Muore il capitalismo italiano: le famiglie più facoltose dell’imprenditoria made in Italy emigrano. È accaduto di recente con la famiglia Pesenti, titolare da oltre trent’anni della Italcementi, ma che ha ormai ceduto ad un importante competitor straniero: la tedesca Heidelberg. Ma non è l’unico caso quello dei Pesenti. La Pirelli, ad esempio, ex colosso imprenditoriale italiano, è stata ceduta da Marco Tronchetti Provera alla cinese ClamChina. La FIAT degli Agnelli, invece, è diventata oggi FIAT-Chrysler con sedi divise tra Londra ed Amsterdam.
Continuando, la stessa sorte è toccata all’impresa di servizi più importante d’Italia attiva nel settore delle telecomunicazioni, qual è la Telecom non più italiana, ma francese.

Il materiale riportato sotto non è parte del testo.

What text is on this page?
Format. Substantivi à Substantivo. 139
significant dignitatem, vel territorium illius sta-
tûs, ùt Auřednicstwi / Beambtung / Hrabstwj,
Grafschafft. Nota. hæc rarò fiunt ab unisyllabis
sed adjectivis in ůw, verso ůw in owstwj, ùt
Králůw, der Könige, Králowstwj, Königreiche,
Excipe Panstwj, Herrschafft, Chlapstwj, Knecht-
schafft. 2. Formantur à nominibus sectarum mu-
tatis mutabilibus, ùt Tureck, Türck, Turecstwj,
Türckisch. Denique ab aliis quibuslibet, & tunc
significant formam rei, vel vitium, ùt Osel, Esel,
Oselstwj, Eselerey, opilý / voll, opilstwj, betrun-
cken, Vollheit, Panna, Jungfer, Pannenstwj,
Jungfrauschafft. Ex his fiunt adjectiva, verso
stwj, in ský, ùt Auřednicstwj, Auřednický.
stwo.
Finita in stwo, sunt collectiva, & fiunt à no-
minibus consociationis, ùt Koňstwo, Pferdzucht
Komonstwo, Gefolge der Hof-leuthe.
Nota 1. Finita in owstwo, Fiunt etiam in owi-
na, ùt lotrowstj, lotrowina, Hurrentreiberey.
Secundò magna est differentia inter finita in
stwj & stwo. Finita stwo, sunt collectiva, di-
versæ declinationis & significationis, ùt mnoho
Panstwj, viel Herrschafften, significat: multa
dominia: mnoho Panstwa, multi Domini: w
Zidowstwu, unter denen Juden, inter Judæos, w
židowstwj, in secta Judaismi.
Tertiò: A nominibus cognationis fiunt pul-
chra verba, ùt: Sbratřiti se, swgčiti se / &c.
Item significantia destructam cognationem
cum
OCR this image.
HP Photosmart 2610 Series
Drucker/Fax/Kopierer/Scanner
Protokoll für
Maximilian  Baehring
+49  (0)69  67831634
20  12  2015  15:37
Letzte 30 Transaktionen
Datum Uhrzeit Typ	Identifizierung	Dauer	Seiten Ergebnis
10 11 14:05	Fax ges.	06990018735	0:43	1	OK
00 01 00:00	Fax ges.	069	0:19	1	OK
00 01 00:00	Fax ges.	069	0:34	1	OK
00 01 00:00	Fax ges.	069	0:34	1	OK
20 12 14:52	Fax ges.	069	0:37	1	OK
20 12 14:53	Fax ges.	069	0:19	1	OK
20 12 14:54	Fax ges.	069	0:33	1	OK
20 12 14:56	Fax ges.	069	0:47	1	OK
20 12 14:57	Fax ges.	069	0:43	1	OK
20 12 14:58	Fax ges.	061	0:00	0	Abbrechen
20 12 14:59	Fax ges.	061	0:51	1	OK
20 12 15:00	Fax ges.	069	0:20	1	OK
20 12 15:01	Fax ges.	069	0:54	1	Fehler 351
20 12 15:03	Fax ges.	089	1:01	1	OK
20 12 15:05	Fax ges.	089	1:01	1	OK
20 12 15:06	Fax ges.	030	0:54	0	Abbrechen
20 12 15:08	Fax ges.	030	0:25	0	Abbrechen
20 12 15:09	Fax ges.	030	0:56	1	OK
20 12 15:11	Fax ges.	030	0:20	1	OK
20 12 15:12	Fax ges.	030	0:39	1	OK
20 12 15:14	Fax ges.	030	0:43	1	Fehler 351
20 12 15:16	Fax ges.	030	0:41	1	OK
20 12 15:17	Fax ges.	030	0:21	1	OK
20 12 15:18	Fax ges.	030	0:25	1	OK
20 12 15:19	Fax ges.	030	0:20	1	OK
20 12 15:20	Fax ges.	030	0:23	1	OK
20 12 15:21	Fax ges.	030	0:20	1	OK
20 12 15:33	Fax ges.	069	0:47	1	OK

Alcuni economisti come Shivardi, docente di economia industriale all’Università Bocconi, attribuiscono la responsabilità di tale sconfitta dell’imprenditoria nostrana ad una gestione familiare delle aziende medio-grandi perché risultano essere «poco adatte a evolversi nei global player che stanno guidando il consolidamento» a livello internazionale.
Purtroppo, però, non sono solo le aziende ad emigrare, ma anche gli imprenditori. Secondo, infatti, quanto riportato dal rapporto italiani nel mondo 2014, elaborato dalla Fondazione Migrantes della CEI, sono fuggiti dal nostro Paese anche molti giovani imprenditori italiani. È quanto accaduto nelle Marche dove numerosi di essi, dopo la chiusura delle proprie aziende, hanno deciso di trasferirsi all’estero alla ricerca di nuove opportunità imprenditoriali e di un costo della manodopera più basso. Le destinazioni più ambite sembrano essere la Germania, il Regno Unito e la Svizzera. A questo punto bisogna chiedersi se il Belpaese riuscirà a fermare questa fuga di imprenditori che potrebbero ridare speranza all’Italia, qualora continuassero ad investire in patria. Dovrà certamente essere il governo in carica a dare loro un valido motivo per restare.